Psalm 38:21 is an apposition of the subject, which remains the same as in Psalm 38:20. Instead of רדופי (Ges. 61, rem. 2) the Ker is רדפי, rādephî (without any Makkeph following), or רדפי, rādophî; cf. on this pronunciation, Psalm 86:2; Psalm 16:1, and with the Chethb רדופי, the Chethb צרופה, Psalm 26:2, also מיורדי, Psalm 30:4. By the "following of that which is good" David means more particularly that which is brought into exercise in relation to his present foes.

(Note: In the Greek and Latin texts, likewise in all the Aethiopic and several Arabic texts, and in the Syriac Psalterium Medilanense, the following addition is found after Psalm 38:21 : Ce aperripsan me ton agapeton osi necron ebdelygmenon, Et projecerunt me dilectum tanquam mortuum abominatum (so the Psalt. Veronense). Theodoret refers it to Absalom's relation to David. The words ὡσεὶ νεκρὸν ἐβδελυγμένον are taken from Isaiah 14:19.)

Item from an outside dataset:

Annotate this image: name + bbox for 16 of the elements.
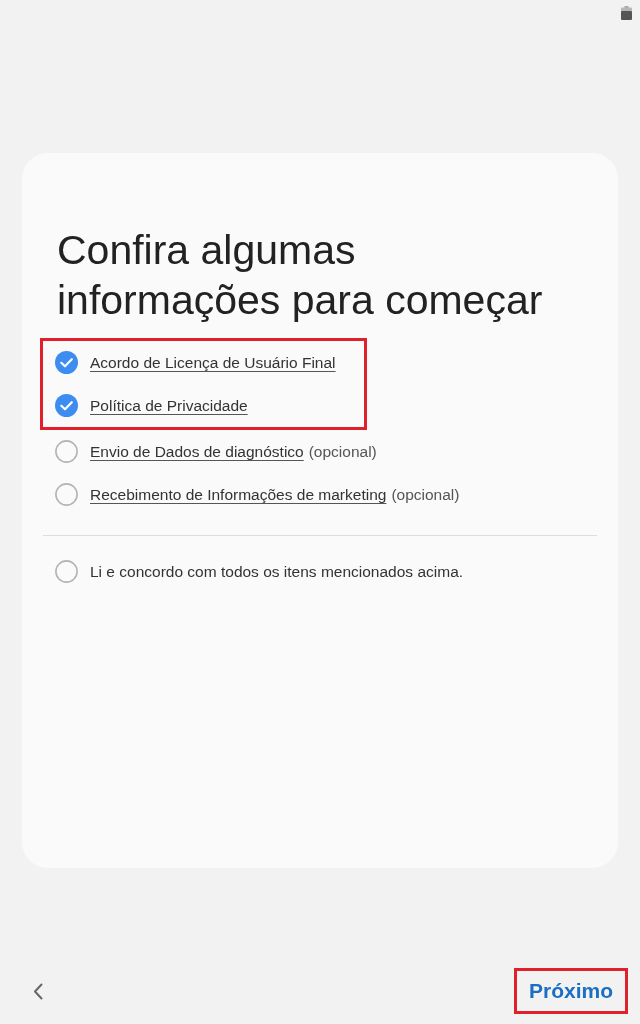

He closes in Psalm 38:22 with sighs for help. No lighting up of the darkness of wrath takes place. The fides supplex is not changed into fides triumphans. But the closing words, "O Lord, my salvation" (cf. Psalm 51:16), show where the repentance of Cain and that of David differ. True repentance has faith within itself, it despairs of itself, but not of God.